Phone rings, DJ answers
Intrusive thought calling in: … Hi! … Long time listener, called lots in the past … but I was thinking …
Program gets interrupted and DJ has to take a few hours to gain control of the broadcast again …
Whole studio is constantly dancing the whole time
“Am I
hungryhorny or am I bored?”The answer to all variations is almost always “bored”.
And now, it’s time for 12 straight hours of the same catchy 30 second clip from this song you overheard in the grocery store!
Sentience is hell
tfw you don’t have an internal monologue…
Yeah, I was honestly confused for a good while when I learned the concept of zen.
“Clear your mind.”
“Ok.”
“No, really, clear you mind.”
“I already said ok.”
Ooo if you are actually interested, the tradition of Chan Zen definitely has more to say than that. I see how Soto Zen may be seen that way with its intense focus on meditation. Also Soto Zen is way more known in the west than Chan.
Me neither. Well, sort of. I kinda have a dialogue in my head where I say what is on my mind while talking to another person. But even if get an internal monologue, it’s detached if that makes sense. It took me throughout my life to only realise recently that most people have internal monologues, and a lot of people don’t like it.
Studying the inner monologue, or lack thereof, is actually a newly emerging study. There is newly coined term for someone with little to no inner monologue but I forgot what it is called. Anyhow, a study found that those with little or no internal monologue tend to be forgetful, because they don’t repeat what they have to remember in their minds. Which explains a lot why I am forgetful.
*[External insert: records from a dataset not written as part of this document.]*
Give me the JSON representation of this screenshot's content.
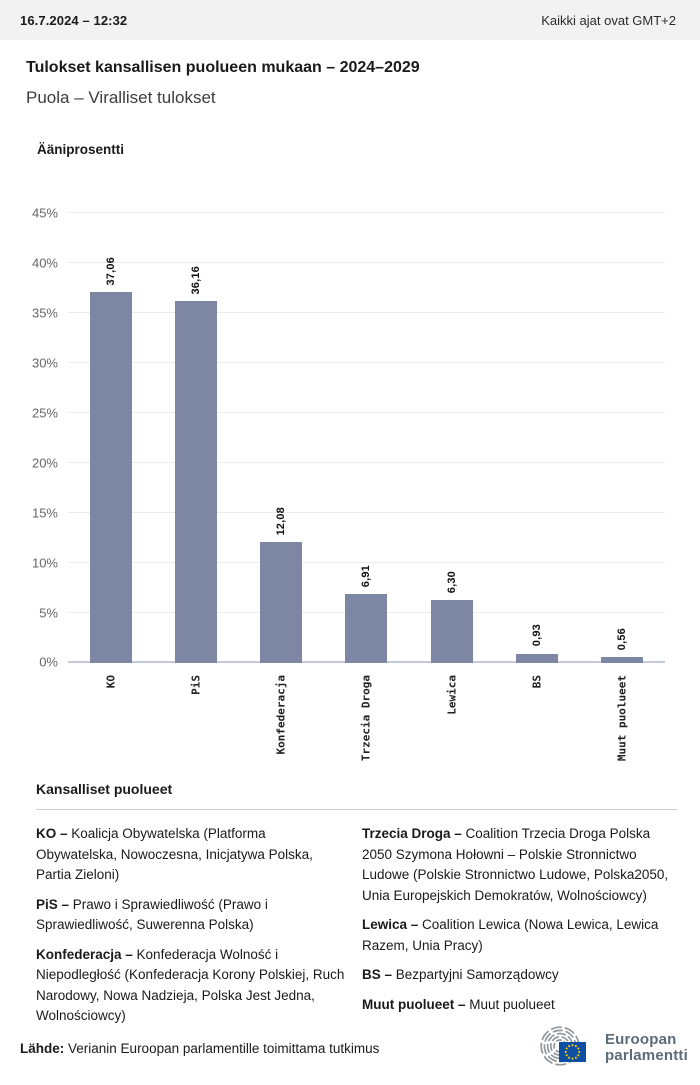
{
  "header": {
    "datetime": "16.7.2024 – 12:32",
    "timezone_note": "Kaikki ajat ovat GMT+2"
  },
  "page": {
    "title": "Tulokset kansallisen puolueen mukaan – 2024–2029",
    "subtitle": "Puola – Viralliset tulokset"
  },
  "chart_data": {
    "type": "bar",
    "title": "Ääniprosentti",
    "categories": [
      "KO",
      "PiS",
      "Konfederacja",
      "Trzecia Droga",
      "Lewica",
      "BS",
      "Muut puolueet"
    ],
    "values": [
      37.06,
      36.16,
      12.08,
      6.91,
      6.3,
      0.93,
      0.56
    ],
    "value_labels": [
      "37,06",
      "36,16",
      "12,08",
      "6,91",
      "6,30",
      "0,93",
      "0,56"
    ],
    "xlabel": "",
    "ylabel": "Ääniprosentti",
    "ylim": [
      0,
      45
    ],
    "ytick_step": 5,
    "ytick_suffix": "%",
    "grid": true,
    "legend_position": "none",
    "bar_color": "#7d87a3"
  },
  "legend": {
    "title": "Kansalliset puolueet",
    "items": [
      {
        "abbr": "KO –",
        "description": "Koalicja Obywatelska (Platforma Obywatelska, Nowoczesna, Inicjatywa Polska, Partia Zieloni)"
      },
      {
        "abbr": "PiS –",
        "description": "Prawo i Sprawiedliwość (Prawo i Sprawiedliwość, Suwerenna Polska)"
      },
      {
        "abbr": "Konfederacja –",
        "description": "Konfederacja Wolność i Niepodległość (Konfederacja Korony Polskiej, Ruch Narodowy, Nowa Nadzieja, Polska Jest Jedna, Wolnościowcy)"
      },
      {
        "abbr": "Trzecia Droga –",
        "description": "Coalition Trzecia Droga Polska 2050 Szymona Hołowni – Polskie Stronnictwo Ludowe (Polskie Stronnictwo Ludowe, Polska2050, Unia Europejskich Demokratów, Wolnościowcy)"
      },
      {
        "abbr": "Lewica –",
        "description": "Coalition Lewica (Nowa Lewica, Lewica Razem, Unia Pracy)"
      },
      {
        "abbr": "BS –",
        "description": "Bezpartyjni Samorządowcy"
      },
      {
        "abbr": "Muut puolueet –",
        "description": "Muut puolueet"
      }
    ]
  },
  "footer": {
    "source_label": "Lähde:",
    "source_text": " Verianin Euroopan parlamentille toimittama tutkimus",
    "logo_line1": "Euroopan",
    "logo_line2": "parlamentti"
  },
  "colors": {
    "bar": "#7d87a3",
    "topbar_bg": "#f2f2f2",
    "gridline": "#ececec",
    "axis_line": "#c6cbda",
    "eu_blue": "#0e4ea3",
    "eu_star": "#ffcc00",
    "logo_gray": "#8f979c"
  }
}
The way I describe it, is that I can think of words, rather than thinking in words. So, like I could easily make up an internal dialogue, and and sort of mentally roleplay it in my head (though I also have aphantasia, so I even that’s not the way most people do it), but those words come after the intention to do it. This idea of “hearing” words in my head that I didn’t consciously will in to existence is completely foreign to me
You put words into my mouth (well, more like brain). I don’t hear inner voices.
I looked up aphantasia, and according to Wikipedia, it’s someone who can’t mentally visualise something. I have a wild imagination. But my case is that I don’t hear voices mentally, and my thoughts are quite impersonal even if I get inner dialogue or monologue. The lack of inner voice is called anauralia, which does not have its own Wikipedia page but tied to the entry on aphantasia.
Edit: I’m wrong again. Anauralia is someone who cannot mentally visualise based on sounda. Looks like the correct term I am looking for is anendophasia, or someone with no inner monologue or voice. https://psychologyfor.com/anendophasia-how-do-you-live-without-your-own-internal-mental-voice/
I looked up aphantasia, and according to Wikipedia, it’s someone who can’t mentally visualise something.
Yep. I have that as well as no inner monologue!
While many “hear” the words in their mind when reading, people with anendophasia can process text more directly, grasping the meaning without the mediation of an internal voice.
That quote jumped out at me from the link in your post. I’ve been learning Spanish (slowly) for the last few years, and that really matches with how I’ve learned it. I’ve often described language as “sitting on top of” these mental concepts I have for things. I access the “concept” first and then find the word for it only if I need it. And learning Spanish hasn’t been about learning the English equivalent words, it’s been about attaching Spanish to my existing concept network. I translate Spanish to English by going back to the concepts and then finding the English words.
My internal FM mostly plays music unless I’m thinking of something to say.
We interrupt your regularly scheduled programming, these are your earbuds blasting out whatever it takes to stop thinking for even one second.